A postura do Serra – macaco velho – em relação à legalização do aborto sempre foi categórica: é contra. Serra sabe o preço político de uma afirmação que não essa. Marina, por suas conhecidas crenças religiosas, é contra também, e chegou a dizer que proporia um plebiscito para saber se o povo se posicionava a favor ou contra a legalização do aborto. Pois foi aí exatamente que Marina perdeu toda e qualquer chance de receber o meu voto. Questões como a legalização do aborto, assim como a união civil entre homossexuais, não devem ser colocadas em plebiscito, já que o direito individual tem de prevalecer sobre a opinião da maioria, que pode ser – e com certeza é, no Brasil – conservadora e orientada por conceitos (e preconceitos) religiosos e morais.
A mesma questão se apresenta, por outro lado, em relação à pena de morte: é muito provável que se fosse colocada em plebiscito a pena de morte seria aprovada pela maioria da população, o que parece terrível, concordam? Bem, conto tudo isso para justificar o título da crônica. A cozinheira aqui de casa é evangélica. A vida é cheia de contradições, e numa casa de ateus convictos convivemos muitíssimo bem com uma competente e simpaticíssima cozinheira evangélica. Isso inclui o rádio da cozinha ligado o dia inteiro numa rádio evangélica. Sim, o roqueiro toma seu café da manhã ao som da pregação de pastores e angelicais canções evangélicas. Sem problemas, vivemos numa democracia.

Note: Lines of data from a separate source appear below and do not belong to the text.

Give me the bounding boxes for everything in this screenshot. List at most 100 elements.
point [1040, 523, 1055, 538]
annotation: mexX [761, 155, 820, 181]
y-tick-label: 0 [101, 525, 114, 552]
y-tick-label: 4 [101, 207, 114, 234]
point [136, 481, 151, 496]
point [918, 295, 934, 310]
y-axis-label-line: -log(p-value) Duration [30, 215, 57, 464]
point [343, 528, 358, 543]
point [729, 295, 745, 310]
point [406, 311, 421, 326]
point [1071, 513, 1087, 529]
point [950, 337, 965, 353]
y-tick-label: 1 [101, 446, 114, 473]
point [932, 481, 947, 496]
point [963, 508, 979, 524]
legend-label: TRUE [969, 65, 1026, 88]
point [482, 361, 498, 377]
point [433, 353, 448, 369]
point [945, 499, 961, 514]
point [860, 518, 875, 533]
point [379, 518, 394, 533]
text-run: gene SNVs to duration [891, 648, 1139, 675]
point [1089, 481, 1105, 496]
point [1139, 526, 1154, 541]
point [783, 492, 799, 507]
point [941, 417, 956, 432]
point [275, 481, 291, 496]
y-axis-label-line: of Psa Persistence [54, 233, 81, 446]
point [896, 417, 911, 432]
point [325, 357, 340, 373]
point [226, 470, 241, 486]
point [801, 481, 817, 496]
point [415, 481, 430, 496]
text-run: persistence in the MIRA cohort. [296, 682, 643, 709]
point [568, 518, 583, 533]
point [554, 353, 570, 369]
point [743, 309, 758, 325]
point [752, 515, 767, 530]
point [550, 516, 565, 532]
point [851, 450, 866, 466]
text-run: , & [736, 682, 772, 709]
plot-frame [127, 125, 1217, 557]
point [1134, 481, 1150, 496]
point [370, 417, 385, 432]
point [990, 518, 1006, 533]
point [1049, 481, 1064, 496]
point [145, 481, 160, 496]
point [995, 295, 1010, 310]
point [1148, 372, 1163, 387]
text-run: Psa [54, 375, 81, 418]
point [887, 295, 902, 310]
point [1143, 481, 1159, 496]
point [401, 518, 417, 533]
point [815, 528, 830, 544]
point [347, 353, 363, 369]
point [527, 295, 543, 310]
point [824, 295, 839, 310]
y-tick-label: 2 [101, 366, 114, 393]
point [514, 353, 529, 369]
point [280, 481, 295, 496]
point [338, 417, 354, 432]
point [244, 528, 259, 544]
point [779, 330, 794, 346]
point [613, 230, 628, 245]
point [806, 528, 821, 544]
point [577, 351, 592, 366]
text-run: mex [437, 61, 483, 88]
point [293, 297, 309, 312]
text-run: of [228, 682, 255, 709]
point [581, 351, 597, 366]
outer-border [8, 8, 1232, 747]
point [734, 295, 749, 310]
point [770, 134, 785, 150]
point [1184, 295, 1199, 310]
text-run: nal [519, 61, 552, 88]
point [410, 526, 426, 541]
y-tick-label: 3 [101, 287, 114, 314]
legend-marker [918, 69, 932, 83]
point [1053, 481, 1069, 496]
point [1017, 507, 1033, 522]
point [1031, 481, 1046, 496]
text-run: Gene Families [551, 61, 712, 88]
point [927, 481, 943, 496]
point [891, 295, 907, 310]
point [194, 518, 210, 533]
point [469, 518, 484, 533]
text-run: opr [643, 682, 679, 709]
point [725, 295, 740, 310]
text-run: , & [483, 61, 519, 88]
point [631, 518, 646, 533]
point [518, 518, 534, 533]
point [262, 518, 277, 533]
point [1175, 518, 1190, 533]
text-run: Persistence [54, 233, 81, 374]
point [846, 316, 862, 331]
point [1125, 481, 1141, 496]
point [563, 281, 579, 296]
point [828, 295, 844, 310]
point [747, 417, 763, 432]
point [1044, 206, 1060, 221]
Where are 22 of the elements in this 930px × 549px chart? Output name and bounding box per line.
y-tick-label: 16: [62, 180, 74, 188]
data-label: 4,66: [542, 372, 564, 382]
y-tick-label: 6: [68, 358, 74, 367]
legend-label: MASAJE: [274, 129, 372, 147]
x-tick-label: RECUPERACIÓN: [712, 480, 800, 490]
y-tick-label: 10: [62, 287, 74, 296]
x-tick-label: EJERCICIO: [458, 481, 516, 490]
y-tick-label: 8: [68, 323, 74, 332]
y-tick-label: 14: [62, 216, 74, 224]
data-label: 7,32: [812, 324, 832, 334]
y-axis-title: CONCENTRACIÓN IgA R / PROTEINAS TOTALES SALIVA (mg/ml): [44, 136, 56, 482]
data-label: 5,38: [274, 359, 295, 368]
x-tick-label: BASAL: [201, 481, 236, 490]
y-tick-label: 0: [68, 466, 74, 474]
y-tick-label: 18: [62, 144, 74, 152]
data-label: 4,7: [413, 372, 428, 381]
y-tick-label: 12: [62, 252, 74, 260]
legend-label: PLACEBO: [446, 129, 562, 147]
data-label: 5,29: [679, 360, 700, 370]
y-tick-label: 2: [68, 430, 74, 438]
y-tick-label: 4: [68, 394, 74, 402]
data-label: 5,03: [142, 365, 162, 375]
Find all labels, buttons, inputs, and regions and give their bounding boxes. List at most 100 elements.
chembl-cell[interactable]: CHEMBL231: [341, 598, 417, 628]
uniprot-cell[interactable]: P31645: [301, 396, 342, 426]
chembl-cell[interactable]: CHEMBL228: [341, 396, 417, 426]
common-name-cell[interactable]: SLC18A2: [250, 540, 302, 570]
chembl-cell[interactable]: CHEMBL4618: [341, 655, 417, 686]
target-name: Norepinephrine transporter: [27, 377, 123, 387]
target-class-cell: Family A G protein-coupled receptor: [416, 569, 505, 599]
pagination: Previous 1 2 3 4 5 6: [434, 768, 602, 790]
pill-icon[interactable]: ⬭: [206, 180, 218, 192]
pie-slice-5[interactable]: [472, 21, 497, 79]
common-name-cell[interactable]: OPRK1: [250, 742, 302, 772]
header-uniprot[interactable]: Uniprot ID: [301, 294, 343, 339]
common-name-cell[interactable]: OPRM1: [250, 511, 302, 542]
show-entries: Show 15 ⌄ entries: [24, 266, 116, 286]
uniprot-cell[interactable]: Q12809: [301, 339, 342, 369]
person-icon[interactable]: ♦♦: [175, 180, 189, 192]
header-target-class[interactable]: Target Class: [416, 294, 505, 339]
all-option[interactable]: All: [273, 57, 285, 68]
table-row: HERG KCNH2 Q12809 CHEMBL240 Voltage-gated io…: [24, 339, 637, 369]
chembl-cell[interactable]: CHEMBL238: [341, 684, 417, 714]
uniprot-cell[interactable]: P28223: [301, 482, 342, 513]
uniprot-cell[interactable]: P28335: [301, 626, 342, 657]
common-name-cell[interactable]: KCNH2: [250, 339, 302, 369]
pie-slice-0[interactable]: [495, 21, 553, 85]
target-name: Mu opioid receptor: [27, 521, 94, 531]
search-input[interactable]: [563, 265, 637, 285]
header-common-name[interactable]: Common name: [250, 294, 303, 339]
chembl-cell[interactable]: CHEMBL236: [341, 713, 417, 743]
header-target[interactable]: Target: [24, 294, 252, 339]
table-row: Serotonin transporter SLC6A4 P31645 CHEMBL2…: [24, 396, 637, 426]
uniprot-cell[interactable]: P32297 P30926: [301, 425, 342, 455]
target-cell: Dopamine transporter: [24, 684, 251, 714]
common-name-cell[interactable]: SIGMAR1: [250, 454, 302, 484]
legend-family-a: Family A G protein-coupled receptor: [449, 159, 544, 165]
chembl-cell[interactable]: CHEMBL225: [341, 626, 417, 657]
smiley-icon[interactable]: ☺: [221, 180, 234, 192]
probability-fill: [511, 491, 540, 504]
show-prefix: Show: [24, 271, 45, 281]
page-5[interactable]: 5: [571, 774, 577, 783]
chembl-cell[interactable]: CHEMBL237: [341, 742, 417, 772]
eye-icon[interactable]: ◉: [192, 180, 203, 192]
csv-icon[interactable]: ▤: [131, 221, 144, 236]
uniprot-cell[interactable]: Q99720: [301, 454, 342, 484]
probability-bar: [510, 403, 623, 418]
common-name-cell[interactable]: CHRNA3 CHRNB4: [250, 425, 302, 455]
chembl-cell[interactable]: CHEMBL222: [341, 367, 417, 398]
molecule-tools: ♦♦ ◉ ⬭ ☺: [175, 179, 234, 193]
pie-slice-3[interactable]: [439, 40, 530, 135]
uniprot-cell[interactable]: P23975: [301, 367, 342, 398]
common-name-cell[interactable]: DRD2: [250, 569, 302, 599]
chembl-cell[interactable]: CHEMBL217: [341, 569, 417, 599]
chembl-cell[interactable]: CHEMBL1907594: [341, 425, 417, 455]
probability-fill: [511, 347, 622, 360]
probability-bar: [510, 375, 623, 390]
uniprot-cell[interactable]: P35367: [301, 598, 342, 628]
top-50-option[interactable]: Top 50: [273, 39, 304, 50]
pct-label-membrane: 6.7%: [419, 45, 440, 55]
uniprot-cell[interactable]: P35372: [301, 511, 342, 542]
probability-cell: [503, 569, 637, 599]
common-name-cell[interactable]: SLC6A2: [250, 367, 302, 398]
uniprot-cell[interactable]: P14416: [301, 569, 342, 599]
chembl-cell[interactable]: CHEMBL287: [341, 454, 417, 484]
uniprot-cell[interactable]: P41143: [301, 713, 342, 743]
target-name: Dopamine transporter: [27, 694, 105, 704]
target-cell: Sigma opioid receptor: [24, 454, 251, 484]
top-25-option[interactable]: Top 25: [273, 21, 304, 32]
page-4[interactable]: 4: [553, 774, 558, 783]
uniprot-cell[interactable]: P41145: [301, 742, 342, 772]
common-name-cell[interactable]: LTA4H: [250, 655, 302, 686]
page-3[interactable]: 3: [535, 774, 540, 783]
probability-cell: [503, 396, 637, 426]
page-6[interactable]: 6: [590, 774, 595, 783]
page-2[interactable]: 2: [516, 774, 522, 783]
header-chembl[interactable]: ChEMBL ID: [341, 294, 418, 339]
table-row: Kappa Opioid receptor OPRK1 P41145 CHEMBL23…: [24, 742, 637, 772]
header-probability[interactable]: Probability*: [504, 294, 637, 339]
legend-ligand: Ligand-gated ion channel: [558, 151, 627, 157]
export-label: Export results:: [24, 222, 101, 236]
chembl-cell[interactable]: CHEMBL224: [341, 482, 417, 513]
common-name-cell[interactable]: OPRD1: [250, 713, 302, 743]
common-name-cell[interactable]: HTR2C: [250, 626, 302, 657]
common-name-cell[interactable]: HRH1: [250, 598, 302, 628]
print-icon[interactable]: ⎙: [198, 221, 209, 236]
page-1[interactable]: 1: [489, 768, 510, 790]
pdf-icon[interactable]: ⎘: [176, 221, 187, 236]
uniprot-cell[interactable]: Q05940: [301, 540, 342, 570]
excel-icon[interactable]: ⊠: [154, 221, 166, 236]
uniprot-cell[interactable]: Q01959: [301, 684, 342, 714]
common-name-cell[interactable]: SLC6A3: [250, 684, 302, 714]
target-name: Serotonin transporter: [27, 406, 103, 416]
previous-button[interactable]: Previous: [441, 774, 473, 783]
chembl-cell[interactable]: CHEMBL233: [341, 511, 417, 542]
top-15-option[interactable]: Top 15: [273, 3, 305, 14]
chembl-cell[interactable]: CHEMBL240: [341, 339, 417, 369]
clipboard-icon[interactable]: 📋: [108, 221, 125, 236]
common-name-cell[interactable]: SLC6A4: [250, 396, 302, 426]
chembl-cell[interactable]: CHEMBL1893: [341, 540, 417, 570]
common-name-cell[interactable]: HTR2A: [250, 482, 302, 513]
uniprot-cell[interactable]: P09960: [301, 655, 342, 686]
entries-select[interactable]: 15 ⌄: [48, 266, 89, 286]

Numa tarde a poucos dias da votação do primeiro turno, flagrei minha cozinheira tentando convencer a irmã a NÃO votar em Dilma Roussef justamente por conta das supostas posições da candidata, favoráveis à legalização do aborto e à união civil de homossexuais. E o que fiz eu, ao escutar sorrateiramente a conversa, eu, um defensor da legalização do aborto e da união civil entre homossexuais? Calei-me, vibrando pela possibilidade de Dilma perder mais um voto e o segundo turno se concretizar. A vida é mesmo muito contraditória.